Machtig en diep - de wortels van de den
Is het niet verbazingwekkend hoe hoog een dennenboom kan worden? Haar kroon stijgt metershoog de lucht in. Maar de boom die je op het aardoppervlak kunt zien, is verre van alles. Terwijl je de stam en de met naald omzoomde kroon kunt zien, strekt zich onder je een uitgebreid wortelstelsel uit.
De wortels van de den reiken tot diep in de grondDe den - een diepe wortel
De den is diepgeworteld. Hun wortels reiken diep in de grond om zichzelf van grondwater en voedingsstoffen te voorzien. De exacte lengte van de worteldiepte is echter altijd afhankelijk van de ontwikkeling van de boom. Bepalende factoren zijn onder meer of er andere pijnbomen in de directe omgeving zijn en hoeveel de pijnboom zich moet aanpassen aan de klimatologische omstandigheden.

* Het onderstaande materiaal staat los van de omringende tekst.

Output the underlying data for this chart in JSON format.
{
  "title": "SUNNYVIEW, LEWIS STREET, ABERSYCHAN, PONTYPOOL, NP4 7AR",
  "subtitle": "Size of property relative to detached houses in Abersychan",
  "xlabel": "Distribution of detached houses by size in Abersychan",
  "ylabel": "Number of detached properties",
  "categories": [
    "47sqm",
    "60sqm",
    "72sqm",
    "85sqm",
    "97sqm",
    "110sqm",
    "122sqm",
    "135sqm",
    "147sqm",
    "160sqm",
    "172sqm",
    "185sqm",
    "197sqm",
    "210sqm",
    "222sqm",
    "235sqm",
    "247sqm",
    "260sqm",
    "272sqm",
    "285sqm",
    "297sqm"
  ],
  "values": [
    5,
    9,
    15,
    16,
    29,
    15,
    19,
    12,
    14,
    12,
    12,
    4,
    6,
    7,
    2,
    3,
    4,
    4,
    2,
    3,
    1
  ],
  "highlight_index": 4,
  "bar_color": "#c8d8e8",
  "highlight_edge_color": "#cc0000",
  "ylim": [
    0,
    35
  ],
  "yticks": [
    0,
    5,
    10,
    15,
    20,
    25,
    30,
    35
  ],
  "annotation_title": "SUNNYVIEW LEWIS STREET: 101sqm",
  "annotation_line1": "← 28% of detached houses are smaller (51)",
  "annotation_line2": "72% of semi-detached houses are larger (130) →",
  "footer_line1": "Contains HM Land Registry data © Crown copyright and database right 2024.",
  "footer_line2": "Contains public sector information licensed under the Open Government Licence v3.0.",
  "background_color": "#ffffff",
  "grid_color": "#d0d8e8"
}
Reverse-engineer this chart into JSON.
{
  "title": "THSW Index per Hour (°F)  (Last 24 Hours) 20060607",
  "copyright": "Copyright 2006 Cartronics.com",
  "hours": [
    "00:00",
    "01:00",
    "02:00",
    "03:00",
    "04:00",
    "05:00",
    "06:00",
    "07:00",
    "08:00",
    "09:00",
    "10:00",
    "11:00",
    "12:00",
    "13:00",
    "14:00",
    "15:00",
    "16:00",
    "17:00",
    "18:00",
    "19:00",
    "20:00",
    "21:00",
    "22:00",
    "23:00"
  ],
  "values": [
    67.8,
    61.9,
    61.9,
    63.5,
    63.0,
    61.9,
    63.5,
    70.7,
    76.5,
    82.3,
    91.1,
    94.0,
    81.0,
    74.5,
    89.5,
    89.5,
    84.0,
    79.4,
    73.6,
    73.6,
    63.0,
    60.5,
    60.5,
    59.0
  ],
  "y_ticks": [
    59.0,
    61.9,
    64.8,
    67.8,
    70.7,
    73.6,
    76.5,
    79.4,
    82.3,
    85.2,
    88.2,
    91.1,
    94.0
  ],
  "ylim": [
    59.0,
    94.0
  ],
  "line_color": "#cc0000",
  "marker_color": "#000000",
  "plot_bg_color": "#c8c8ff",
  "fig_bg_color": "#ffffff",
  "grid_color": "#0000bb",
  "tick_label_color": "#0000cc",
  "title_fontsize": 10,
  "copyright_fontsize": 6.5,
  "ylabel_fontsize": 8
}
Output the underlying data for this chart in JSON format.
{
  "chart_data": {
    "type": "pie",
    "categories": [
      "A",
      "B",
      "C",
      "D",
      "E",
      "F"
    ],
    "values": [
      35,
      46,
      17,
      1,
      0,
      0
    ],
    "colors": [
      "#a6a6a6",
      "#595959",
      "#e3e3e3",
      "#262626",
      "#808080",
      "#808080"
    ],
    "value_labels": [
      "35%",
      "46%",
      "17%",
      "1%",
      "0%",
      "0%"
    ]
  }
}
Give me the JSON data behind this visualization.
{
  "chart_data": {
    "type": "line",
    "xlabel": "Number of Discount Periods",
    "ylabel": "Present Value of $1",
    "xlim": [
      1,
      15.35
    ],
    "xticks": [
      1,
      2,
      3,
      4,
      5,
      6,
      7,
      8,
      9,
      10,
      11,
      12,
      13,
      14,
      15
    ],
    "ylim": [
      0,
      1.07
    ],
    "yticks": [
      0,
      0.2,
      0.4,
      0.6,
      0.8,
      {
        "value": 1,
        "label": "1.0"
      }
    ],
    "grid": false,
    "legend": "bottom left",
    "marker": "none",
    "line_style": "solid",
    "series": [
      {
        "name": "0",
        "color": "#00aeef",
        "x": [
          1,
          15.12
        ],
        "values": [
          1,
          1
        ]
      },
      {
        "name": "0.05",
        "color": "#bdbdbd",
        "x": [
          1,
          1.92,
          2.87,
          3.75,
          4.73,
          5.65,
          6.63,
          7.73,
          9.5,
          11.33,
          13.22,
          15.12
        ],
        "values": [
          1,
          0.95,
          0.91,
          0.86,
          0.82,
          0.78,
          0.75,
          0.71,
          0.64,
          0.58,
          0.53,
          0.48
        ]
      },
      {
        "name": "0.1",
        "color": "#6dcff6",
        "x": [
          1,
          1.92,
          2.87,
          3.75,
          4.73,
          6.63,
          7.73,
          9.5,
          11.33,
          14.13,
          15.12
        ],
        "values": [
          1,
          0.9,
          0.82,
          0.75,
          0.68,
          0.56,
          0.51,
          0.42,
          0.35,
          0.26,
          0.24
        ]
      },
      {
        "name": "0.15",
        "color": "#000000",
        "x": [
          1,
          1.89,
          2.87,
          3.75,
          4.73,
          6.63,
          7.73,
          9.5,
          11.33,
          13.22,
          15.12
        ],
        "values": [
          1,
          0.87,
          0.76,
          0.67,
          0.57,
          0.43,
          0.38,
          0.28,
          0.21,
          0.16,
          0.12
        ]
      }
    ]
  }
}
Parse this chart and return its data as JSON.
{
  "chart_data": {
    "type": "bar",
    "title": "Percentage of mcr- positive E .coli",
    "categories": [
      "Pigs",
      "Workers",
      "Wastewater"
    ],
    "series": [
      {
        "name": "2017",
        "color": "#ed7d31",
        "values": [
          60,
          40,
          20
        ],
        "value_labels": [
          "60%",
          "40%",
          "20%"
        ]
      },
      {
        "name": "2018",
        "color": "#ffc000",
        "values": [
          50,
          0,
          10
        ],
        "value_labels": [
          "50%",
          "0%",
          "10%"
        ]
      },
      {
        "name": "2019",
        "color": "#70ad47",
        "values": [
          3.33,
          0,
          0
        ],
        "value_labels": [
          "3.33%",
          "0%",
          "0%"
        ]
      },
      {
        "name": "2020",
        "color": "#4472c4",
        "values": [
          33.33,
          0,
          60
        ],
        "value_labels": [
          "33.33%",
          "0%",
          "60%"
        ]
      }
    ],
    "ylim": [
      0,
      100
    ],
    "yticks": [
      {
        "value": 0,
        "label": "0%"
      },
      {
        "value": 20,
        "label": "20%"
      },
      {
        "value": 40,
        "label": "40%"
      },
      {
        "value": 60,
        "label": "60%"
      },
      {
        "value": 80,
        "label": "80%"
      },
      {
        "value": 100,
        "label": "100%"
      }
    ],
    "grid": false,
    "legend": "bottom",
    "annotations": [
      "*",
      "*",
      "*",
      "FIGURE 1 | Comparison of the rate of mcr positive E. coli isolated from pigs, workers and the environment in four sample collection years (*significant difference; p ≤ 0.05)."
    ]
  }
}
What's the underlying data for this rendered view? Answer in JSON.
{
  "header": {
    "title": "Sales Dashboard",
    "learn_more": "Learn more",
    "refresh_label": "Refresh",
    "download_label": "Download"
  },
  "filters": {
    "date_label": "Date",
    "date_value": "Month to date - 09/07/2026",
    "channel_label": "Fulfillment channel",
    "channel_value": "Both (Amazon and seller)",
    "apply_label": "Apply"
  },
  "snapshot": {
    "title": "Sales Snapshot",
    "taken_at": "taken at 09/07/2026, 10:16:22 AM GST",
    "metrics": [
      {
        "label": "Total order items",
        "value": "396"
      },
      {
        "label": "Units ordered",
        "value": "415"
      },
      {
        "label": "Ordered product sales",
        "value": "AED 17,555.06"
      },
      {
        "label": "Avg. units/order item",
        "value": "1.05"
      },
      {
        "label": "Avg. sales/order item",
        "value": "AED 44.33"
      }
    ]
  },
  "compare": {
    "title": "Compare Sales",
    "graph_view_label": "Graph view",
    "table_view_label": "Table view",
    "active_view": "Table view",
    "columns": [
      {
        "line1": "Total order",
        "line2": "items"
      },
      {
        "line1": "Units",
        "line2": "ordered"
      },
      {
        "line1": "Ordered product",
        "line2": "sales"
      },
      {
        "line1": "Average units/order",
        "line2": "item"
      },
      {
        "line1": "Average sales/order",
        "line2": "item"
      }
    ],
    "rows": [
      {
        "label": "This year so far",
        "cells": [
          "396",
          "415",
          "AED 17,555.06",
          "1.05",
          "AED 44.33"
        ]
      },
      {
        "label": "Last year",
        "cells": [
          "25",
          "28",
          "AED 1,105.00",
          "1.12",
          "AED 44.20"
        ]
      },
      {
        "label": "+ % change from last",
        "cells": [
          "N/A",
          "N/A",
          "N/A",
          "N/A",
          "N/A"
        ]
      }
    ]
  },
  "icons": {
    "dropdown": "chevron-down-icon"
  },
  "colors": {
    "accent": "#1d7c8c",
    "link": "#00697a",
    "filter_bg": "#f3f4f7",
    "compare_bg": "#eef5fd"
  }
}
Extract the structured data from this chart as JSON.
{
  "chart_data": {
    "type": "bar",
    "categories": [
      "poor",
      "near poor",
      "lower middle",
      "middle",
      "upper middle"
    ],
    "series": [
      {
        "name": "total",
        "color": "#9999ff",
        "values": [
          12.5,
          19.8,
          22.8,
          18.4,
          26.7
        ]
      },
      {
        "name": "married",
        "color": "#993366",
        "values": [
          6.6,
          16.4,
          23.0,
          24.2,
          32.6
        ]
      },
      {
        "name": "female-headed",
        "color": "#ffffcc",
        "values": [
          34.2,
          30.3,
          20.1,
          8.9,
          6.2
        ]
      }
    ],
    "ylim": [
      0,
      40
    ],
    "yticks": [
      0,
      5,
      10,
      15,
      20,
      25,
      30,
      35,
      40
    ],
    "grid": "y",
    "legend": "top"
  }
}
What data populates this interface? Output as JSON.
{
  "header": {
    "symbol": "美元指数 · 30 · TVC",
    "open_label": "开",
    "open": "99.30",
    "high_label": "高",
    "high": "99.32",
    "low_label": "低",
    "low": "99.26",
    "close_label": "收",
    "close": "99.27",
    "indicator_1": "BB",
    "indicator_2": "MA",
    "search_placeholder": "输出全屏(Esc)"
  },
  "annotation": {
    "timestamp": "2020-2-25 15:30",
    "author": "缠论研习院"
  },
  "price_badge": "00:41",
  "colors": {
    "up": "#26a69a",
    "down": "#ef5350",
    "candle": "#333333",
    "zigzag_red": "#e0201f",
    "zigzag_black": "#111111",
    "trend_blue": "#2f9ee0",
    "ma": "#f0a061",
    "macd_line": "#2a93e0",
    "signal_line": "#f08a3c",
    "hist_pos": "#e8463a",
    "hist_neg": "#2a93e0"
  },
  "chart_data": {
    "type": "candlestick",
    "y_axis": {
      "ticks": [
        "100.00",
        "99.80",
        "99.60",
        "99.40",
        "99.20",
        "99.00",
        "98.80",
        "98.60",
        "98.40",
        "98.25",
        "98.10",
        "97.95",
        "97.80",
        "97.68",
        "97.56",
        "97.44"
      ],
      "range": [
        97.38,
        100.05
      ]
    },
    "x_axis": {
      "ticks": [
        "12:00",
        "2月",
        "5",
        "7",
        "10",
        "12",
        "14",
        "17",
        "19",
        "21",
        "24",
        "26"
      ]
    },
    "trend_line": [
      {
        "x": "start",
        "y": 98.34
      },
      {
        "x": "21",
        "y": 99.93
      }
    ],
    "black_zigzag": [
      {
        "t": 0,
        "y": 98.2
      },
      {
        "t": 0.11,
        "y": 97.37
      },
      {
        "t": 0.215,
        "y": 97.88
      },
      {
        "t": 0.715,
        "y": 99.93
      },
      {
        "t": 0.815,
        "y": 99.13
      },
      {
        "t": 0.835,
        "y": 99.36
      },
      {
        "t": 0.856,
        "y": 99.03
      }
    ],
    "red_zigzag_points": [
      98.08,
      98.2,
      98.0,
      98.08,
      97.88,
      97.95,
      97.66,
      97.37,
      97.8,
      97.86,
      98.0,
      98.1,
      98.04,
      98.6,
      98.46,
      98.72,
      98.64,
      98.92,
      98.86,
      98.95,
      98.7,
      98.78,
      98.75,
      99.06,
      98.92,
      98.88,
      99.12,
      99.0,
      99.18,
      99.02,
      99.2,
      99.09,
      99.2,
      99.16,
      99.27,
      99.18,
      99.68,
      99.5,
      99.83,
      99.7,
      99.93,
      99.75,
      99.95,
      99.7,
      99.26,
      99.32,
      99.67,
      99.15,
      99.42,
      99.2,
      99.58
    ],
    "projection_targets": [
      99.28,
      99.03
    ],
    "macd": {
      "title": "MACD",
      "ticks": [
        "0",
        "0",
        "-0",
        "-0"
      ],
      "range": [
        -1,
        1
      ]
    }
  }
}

Verschillende wortelstelsels op verschillende bodems
Het wortelstelsel van een den is afhankelijk van de bodemgesteldheid. Afhankelijk van de aard van de conifeer vormt hij de volgende wortels:
- De den vormt een hartwortel op zware, leemachtige bodems
- Op rotsachtige of ondiepe bodems vormt de den een zeer vertakt, uitgebreid en platgestreept wortelstelsel
- De den vormt een diepe penwortel op losse, diepe grond
Optimale aanpassing door de penwortel
De penwortel kenmerkt zich door zijn enorme worteldiepte. Het groeit verticaal in de grond en vormt verschillende wortelstrengen die uit de zogenaamde radicula komen. De penwortel is typerend voor coniferen zoals de den, waardoor het een pionierboom is. Dit betekent dat de den zich ook kan aanpassen aan de meest extreme omstandigheden ter plaatse. Omdat een penwortel zich bijzonder diep in de aarde uitstrekt, geeft deze de conifeer voldoende steun om op stormachtige plaatsen te groeien. De den kan zichzelf zelfs in steenachtige bergen vasthouden en bereikt het grondwater.
Pijnboomwortels maken het moeilijk om te bewegen
Het uitgebreide, diepe wortelstelsel heeft echter ook nadelen voor zowel de tuinman als voor uzelf, want een verandering van locatie betekent voor beiden veel moeite. Overplanten wordt niet aanbevolen als uw kaak ouder is dan vijf jaar. Op dit punt zijn de wortels zo gegroeid dat de boom niet zo gemakkelijk uit de grond kan worden getrokken. Wortelstrengen moeten moeizaam met een schop worden doorgeknipt. Puin blijft waarschijnlijk in de grond achter. De kaak lijdt tijdens dit werk grote verliezen. Op de nieuwe locatie ontbreken de wortels. Er dreigt een onderaanbod waardoor de kaak kan afsterven.